Friday, August 29, 2014

Rocky Votolato; August 29, 2014; Kiki’s House of Righteous Music


Despite the fact that I’ve worked with the Undertow guys many, many times, unless it is someone I’ve hosted before they don’t always ask me if I’m interested in hosting some of their other artists.  Knowing this, I periodically check their website to see what they have happening.  I never would have gotten Tim Kasher otherwise.  This time I was excited to see Rocky Votolato was heading to the Midwest, unfortunately Madison wasn’t on his itinerary.  He did however have two nights slated for Chicago.  So I e-mailed them and said that if he changed his mind about doing two nights there, I would LOVE to have him.  They answered quickly, to the effect of “screw Chicago, you got it.”  I’d been a fan of Votolato’s since my friend Pete handed me the store copy of his record Makers in 2006 and said “I think you will like this.”  He was right, and I brought it back the next day and bought my own copy.  It was one of those serendipitously timed events, when I searched for his tour schedule it turned out he was going to be in Madison only a few weeks later (coincidentally with another house concert alumni, Damien Jurado).  And that was the last time he’d played Madison before tonight.

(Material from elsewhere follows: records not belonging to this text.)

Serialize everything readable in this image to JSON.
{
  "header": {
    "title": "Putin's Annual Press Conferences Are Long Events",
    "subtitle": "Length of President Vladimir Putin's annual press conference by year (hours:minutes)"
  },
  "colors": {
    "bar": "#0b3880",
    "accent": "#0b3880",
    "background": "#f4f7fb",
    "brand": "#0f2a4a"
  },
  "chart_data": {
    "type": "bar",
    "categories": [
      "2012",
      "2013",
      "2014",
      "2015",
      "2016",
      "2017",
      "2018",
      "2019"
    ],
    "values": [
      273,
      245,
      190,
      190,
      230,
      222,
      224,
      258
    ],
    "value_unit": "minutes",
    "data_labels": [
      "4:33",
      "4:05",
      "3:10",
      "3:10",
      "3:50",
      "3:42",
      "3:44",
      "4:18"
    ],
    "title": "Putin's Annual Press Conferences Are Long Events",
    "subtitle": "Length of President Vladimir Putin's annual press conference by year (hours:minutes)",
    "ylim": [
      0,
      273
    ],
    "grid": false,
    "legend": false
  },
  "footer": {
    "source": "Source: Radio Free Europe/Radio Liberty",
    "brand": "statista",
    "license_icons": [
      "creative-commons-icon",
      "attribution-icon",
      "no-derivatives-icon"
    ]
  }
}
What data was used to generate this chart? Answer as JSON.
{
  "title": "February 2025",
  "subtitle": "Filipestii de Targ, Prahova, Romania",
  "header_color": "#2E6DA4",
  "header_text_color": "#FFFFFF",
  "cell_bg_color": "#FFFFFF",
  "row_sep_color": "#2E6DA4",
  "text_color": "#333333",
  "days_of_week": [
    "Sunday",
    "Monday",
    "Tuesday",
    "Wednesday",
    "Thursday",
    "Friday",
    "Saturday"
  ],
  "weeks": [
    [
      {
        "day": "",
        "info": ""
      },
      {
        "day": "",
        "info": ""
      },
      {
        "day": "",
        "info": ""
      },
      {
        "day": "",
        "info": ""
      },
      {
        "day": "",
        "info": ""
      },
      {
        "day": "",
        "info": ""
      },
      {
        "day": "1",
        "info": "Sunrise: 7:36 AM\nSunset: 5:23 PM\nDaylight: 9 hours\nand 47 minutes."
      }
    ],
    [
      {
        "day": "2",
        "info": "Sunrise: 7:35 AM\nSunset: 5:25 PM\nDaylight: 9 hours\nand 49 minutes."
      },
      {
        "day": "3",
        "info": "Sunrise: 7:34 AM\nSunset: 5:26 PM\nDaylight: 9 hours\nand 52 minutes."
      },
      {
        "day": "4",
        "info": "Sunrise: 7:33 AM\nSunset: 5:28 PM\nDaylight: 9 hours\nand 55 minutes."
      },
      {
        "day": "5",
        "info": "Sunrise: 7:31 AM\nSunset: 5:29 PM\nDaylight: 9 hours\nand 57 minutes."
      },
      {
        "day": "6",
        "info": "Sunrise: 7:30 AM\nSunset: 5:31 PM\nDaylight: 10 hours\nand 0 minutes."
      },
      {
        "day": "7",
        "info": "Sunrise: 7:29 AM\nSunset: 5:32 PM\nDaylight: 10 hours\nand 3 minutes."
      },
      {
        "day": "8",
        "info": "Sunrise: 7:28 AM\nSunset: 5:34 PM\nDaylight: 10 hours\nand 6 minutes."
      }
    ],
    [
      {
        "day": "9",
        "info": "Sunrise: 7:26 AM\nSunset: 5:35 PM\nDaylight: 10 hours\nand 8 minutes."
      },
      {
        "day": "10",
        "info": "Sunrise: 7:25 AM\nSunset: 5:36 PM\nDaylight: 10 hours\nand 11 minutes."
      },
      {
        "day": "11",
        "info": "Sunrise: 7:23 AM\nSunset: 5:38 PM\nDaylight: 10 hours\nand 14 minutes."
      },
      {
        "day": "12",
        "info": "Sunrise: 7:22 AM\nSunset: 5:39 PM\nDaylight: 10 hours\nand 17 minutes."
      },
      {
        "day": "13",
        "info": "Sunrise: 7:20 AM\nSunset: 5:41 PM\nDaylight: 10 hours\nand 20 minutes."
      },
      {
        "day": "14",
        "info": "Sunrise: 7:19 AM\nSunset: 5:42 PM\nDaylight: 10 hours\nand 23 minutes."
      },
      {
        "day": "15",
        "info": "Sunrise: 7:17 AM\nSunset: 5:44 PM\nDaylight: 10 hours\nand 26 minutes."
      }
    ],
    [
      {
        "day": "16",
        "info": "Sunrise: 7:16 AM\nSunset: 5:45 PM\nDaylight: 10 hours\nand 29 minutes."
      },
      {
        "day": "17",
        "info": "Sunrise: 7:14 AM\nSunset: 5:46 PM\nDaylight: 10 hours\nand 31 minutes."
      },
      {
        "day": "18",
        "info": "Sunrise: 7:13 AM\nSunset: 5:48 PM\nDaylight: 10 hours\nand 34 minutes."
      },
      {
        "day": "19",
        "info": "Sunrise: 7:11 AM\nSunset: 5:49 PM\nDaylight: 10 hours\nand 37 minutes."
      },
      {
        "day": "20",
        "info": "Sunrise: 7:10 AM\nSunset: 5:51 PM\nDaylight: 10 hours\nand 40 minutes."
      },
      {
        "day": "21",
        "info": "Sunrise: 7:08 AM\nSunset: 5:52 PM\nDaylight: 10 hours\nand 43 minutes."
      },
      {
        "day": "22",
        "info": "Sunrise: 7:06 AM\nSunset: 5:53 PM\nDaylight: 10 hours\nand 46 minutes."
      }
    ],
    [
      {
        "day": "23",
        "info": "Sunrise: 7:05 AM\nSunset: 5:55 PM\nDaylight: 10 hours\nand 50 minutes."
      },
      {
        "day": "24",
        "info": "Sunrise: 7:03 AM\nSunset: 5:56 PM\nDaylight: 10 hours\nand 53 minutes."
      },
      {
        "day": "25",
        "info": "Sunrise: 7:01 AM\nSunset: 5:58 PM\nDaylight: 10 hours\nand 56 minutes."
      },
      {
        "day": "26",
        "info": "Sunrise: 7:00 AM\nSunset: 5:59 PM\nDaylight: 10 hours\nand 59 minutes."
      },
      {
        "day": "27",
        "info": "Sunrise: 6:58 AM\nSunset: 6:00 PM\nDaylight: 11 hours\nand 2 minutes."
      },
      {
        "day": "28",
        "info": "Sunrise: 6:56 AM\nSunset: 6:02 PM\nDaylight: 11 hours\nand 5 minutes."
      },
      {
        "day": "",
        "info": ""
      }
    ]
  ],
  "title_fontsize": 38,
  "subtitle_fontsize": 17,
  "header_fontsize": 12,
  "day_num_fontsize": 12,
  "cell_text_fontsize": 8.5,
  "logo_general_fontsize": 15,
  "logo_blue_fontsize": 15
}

He couldn’t have possibly known that Makers was my introduction, and still my favorite record of his, but it figured heavily into the set.  The languorous title track which quietly admits to “filling and re-filling up the glass with Makers” was a lovely stop for the encore, though after he finished he claimed that was too dark a song to end on.  Bonus, another song.  The quaintly catchy “Tinfoil Hats” conjures imagines of Joaquin Phoenix in a shiny chapeau hiding in a closet to avoid alien detection in the movie “Signs.”  But even though he played many of those songs he didn’t do my favorite of those tracks, “She Was Only in It for the Rain.”  That leaves something for next time.  I wasn’t the only one who didn’t get what I requested.  As he puzzled over what to play for the encore a number of suggestions came from the audience, who just like me had been waiting forever for him to come back.  “I’d love to play those songs,” he apologized, “I just don’t know them, honestly.”  He’d suggested earlier that he had been at a bit of a crossroads lately, unsure if he was going to continue down the music path.  This tour and new songs like the very appealing “I Wish I Was a Tennenbaum” suggest maybe he has chosen, and chosen wisely I might add.  And I think tonight may have convinced him he shouldn’t wait eight years to play Madison again.